Nevertheless - we have to make decisions and avoid staring into the chasm!!!  My money is on informed action.  I think on the computer side, there is a chance to give some kids a different option, a new opportunity, and this could give Zambia the edge going forward.  The back streets of Lusaka could yield the future generation of people who can tap into much bigger, unforeseen world opportunities if they are up to speed.  Look at www.alibaba.com - its a world version of eBay!!!!  You could sell 1,000 tons of Zambian crops in an hour! - and I think one of your kids there could do it.

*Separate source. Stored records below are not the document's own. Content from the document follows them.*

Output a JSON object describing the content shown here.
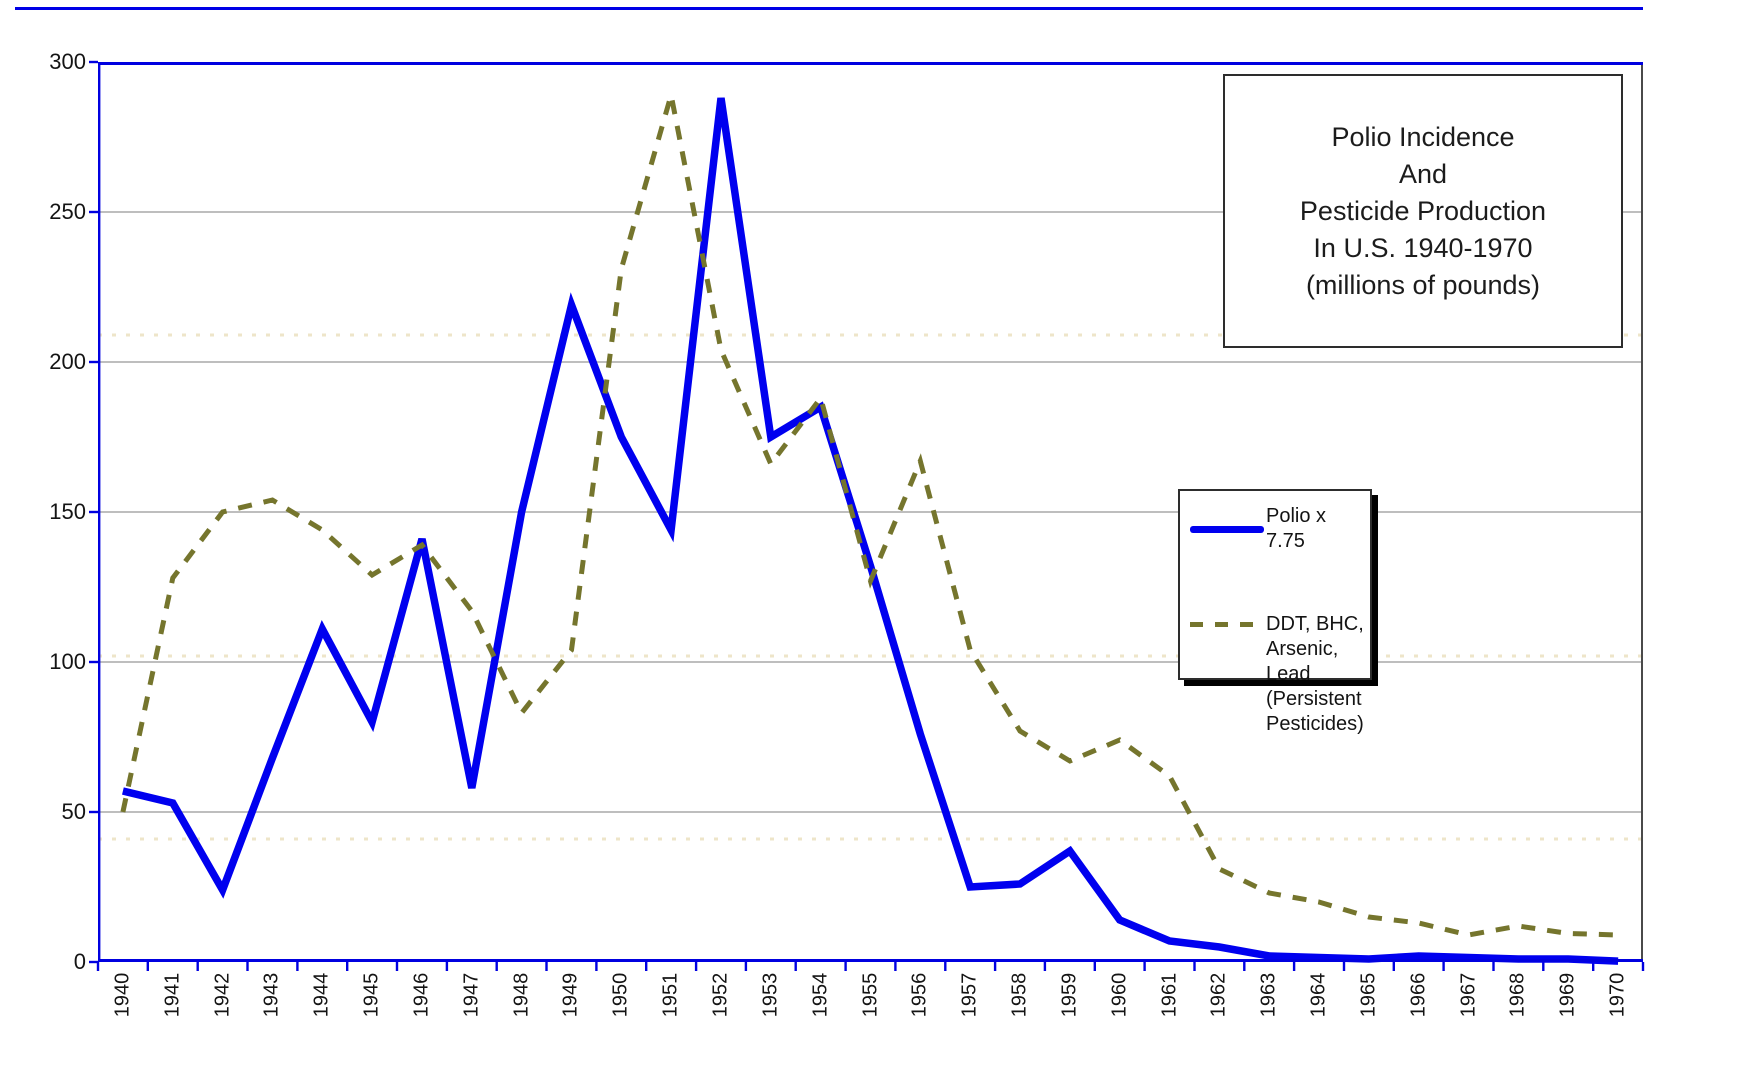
{
  "chart_data": {
    "type": "line",
    "title_lines": [
      "Polio Incidence",
      "And",
      "Pesticide Production",
      "In U.S. 1940-1970",
      "(millions of pounds)"
    ],
    "categories": [
      "1940",
      "1941",
      "1942",
      "1943",
      "1944",
      "1945",
      "1946",
      "1947",
      "1948",
      "1949",
      "1950",
      "1951",
      "1952",
      "1953",
      "1954",
      "1955",
      "1956",
      "1957",
      "1958",
      "1959",
      "1960",
      "1961",
      "1962",
      "1963",
      "1964",
      "1965",
      "1966",
      "1967",
      "1968",
      "1969",
      "1970"
    ],
    "series": [
      {
        "name": "Polio x 7.75",
        "style": "solid",
        "color": "#0000ef",
        "values": [
          57,
          53,
          24,
          68,
          111,
          80,
          141,
          58,
          150,
          219,
          175,
          144,
          288,
          175,
          185,
          132,
          76,
          25,
          26,
          37,
          14,
          7,
          5,
          2,
          1.5,
          1,
          2,
          1.5,
          1,
          1,
          0.3
        ]
      },
      {
        "name": "DDT, BHC, Arsenic, Lead (Persistent Pesticides)",
        "style": "dashed",
        "color": "#75752d",
        "values": [
          50,
          128,
          150,
          154,
          144,
          129,
          139,
          117,
          83,
          104,
          231,
          289,
          204,
          166,
          188,
          127,
          167,
          104,
          77,
          67,
          74,
          62,
          31,
          23,
          20,
          15,
          13,
          9,
          12,
          9.5,
          9
        ]
      }
    ],
    "xlabel": "",
    "ylabel": "",
    "ylim": [
      0,
      300
    ],
    "yticks": [
      0,
      50,
      100,
      150,
      200,
      250,
      300
    ],
    "grid": true,
    "faint_minor_lines": [
      209,
      102,
      41
    ],
    "legend_position": "right"
  },
  "legend": {
    "item1_label": "Polio x 7.75",
    "item2_lines": [
      "DDT, BHC, Arsenic,",
      "Lead (Persistent",
      "Pesticides)"
    ]
  },
  "colors": {
    "polio_line": "#0000ef",
    "pesticide_line": "#75752d",
    "axis": "#0000e0",
    "gridline": "#b5b5b5",
    "plot_right_border": "#4a4a4a",
    "faint_minor_line": "#eee5c9"
  }
}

Comment by Tom Harrison on April 14, 2011 at 10:05
Hi Andrew, another great blog, I'm really enjoying the series.  You reflections about whether its really approriate to provide Aisha with computers is an interesting one indeed.  I recall years ago I was working on a large tea estate in Uganda.  I was commenting on the poor quaility of the drivers we were employing, who were fully trained but still seemed to have too many accidents through lack of  a kind of 'common road sense'.  It was pointed out to me that some of these men would rarely have even been in a car as a passenger as a child, and certainly lacked the easy familiarity with machines that kids in the North pick up from a very early age.  To say that 'students need desks more than computers' in this day and age may be to prolong the huge equity gap between North and South longer.